Curtis has stated in various interviews that he “probably” won’t helm any more movies from here on out — though to the relief of romcom lovers everywhere, he seems open to the idea of continuing to write. Find out why he’s done making movies after the jump.
Curtis has spoken openly about his plans to quit while doing press for About Time. “That’s my intention at the moment,” he told Variety, though he added that he’d “probably” keep writing.
In an odd way, it seems his latest film helped him reach that decision. “I’m trying to pay attention to the message of About Time, which is try and enjoy your life,” he explained to the South China Morning Post. “Directing movies is only mildly enjoyable, and I think if I could spend 1,000 days on something, I’d rather spend it with my family.”
Indeed, Curtis has described the process of directing to Variety as “a thousand days of pain! It’s a very ungrateful thing of me to say, because it’s such a privilege to be in a position where I’m allowed to direct anything. I’ve had a long go at it.”
In a separate chat with Film School Rejects, he mentioned a conversation he had with About Time star Bill Nighy during one “very long, very hot, and very frantic day” while shooting on the beach. “It was a happy film to make, but we did think a lot about how lovely life would be without making films,” Curtis recalled.
Curtis’ carefully qualified statements leave open the possibility that he’ll change his mind later on. But he sounds pretty certain for now, and his reasoning for leaving filmmaking behind — that he just doesn’t enjoy it enough for it to be worth the time and the stress — is tough to argue with.
At least romantics can hope that cinema won’t be totally deprived of his sweet, sentimental touch.
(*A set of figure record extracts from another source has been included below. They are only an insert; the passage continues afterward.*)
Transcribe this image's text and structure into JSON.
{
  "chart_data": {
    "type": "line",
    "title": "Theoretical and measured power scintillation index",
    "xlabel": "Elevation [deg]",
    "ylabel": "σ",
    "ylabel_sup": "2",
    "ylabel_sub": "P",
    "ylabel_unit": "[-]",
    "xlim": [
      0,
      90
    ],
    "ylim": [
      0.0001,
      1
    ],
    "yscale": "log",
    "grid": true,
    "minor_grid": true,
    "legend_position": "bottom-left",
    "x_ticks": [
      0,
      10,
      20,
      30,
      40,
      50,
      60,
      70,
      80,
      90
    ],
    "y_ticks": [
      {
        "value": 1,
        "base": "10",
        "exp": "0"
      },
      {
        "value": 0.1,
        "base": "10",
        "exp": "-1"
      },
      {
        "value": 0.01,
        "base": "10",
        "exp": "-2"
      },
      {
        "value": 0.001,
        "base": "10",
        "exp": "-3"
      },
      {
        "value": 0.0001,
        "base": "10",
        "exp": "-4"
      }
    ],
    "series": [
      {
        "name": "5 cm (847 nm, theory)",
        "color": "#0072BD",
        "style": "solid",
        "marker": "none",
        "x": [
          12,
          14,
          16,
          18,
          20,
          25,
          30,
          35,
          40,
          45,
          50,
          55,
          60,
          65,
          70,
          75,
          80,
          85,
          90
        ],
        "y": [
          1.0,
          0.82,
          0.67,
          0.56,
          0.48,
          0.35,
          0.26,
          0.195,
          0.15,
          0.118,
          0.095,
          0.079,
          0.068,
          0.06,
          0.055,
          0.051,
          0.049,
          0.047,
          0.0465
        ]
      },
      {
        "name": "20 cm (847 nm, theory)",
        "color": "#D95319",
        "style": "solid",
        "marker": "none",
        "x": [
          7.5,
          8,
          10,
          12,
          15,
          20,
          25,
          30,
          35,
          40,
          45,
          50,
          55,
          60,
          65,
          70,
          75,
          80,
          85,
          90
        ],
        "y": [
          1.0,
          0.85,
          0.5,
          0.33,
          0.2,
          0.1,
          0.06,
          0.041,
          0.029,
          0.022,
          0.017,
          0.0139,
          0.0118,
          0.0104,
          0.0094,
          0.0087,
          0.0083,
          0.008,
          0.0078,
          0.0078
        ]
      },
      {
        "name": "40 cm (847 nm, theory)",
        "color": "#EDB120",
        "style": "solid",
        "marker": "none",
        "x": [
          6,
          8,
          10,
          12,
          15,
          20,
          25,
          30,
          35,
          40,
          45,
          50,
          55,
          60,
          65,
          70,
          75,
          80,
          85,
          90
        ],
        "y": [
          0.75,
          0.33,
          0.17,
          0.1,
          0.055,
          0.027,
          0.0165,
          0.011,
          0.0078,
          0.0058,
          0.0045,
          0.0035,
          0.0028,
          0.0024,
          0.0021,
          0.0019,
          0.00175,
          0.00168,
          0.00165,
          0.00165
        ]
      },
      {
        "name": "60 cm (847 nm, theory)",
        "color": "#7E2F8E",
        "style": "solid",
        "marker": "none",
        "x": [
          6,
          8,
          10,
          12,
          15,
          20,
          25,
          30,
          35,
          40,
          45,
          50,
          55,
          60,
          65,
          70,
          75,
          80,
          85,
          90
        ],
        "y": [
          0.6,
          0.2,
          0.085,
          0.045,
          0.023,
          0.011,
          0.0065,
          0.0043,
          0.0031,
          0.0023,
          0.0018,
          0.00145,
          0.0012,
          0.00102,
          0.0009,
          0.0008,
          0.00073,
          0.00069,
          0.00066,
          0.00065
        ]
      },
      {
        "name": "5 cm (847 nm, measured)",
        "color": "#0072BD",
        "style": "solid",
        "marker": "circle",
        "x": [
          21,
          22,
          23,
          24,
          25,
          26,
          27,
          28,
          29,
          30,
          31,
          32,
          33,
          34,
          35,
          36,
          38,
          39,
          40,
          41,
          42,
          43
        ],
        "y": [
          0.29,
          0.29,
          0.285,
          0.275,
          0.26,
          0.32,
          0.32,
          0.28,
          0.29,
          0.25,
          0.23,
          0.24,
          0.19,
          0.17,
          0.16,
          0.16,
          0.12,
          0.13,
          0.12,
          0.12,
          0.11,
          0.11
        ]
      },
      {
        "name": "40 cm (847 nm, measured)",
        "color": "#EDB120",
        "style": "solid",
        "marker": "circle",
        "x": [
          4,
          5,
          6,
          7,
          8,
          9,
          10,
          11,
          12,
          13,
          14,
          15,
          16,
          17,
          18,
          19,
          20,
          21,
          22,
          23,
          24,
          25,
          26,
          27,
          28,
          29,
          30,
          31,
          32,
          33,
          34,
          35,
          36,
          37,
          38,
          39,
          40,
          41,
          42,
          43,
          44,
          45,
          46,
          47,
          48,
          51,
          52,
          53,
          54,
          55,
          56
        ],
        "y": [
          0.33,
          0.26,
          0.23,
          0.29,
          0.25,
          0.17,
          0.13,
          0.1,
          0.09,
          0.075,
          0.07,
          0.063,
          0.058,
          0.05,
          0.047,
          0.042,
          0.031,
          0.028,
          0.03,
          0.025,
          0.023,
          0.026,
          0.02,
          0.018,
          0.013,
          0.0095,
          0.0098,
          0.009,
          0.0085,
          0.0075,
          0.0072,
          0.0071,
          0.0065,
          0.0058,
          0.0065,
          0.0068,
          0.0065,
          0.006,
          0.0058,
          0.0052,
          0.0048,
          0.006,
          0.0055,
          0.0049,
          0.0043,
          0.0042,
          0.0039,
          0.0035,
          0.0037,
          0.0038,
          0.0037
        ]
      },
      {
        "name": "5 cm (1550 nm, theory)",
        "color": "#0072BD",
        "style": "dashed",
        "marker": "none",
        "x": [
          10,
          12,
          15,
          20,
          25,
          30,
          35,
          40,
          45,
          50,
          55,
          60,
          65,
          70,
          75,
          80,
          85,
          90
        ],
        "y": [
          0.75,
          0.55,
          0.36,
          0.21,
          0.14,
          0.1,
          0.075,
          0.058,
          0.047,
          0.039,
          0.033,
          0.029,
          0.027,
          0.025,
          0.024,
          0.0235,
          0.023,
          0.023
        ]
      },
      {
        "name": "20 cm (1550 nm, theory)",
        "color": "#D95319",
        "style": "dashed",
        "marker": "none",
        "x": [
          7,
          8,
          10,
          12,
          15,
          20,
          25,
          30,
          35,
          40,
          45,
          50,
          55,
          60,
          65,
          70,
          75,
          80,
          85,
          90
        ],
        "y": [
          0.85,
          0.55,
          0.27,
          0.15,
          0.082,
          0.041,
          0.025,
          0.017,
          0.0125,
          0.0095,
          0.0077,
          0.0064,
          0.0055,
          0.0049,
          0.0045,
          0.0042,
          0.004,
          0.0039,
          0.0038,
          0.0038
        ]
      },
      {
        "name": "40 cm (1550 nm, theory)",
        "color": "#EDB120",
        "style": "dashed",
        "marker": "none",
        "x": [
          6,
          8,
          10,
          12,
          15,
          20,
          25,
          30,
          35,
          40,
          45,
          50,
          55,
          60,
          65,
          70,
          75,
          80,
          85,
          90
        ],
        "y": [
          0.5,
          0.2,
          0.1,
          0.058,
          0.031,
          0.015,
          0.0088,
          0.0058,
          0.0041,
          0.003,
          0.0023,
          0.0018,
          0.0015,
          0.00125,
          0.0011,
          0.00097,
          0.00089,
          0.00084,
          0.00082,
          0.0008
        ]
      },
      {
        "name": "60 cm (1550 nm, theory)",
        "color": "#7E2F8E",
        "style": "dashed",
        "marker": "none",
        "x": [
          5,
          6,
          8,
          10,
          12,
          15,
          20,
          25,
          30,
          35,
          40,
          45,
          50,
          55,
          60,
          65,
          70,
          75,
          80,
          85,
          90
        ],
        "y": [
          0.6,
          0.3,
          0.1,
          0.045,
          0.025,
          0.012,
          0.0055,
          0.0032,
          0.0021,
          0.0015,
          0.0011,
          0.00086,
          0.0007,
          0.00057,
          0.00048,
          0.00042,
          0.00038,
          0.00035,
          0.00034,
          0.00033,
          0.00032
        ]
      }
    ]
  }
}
Curtis was an accomplished writer (Four Weddings and a Funeral, Notting Hill, Bridget Jones’s Diary) before he was a director, and he seems interested in continuing.
And even if he decides to take a break from that, too, we have a few more of his scripts to look forward to. Curtis penned the screenplays for Stephen Daldry’s Trash and the Roald Dahl adaptation Esio Trot, both of which should open in the next year or so.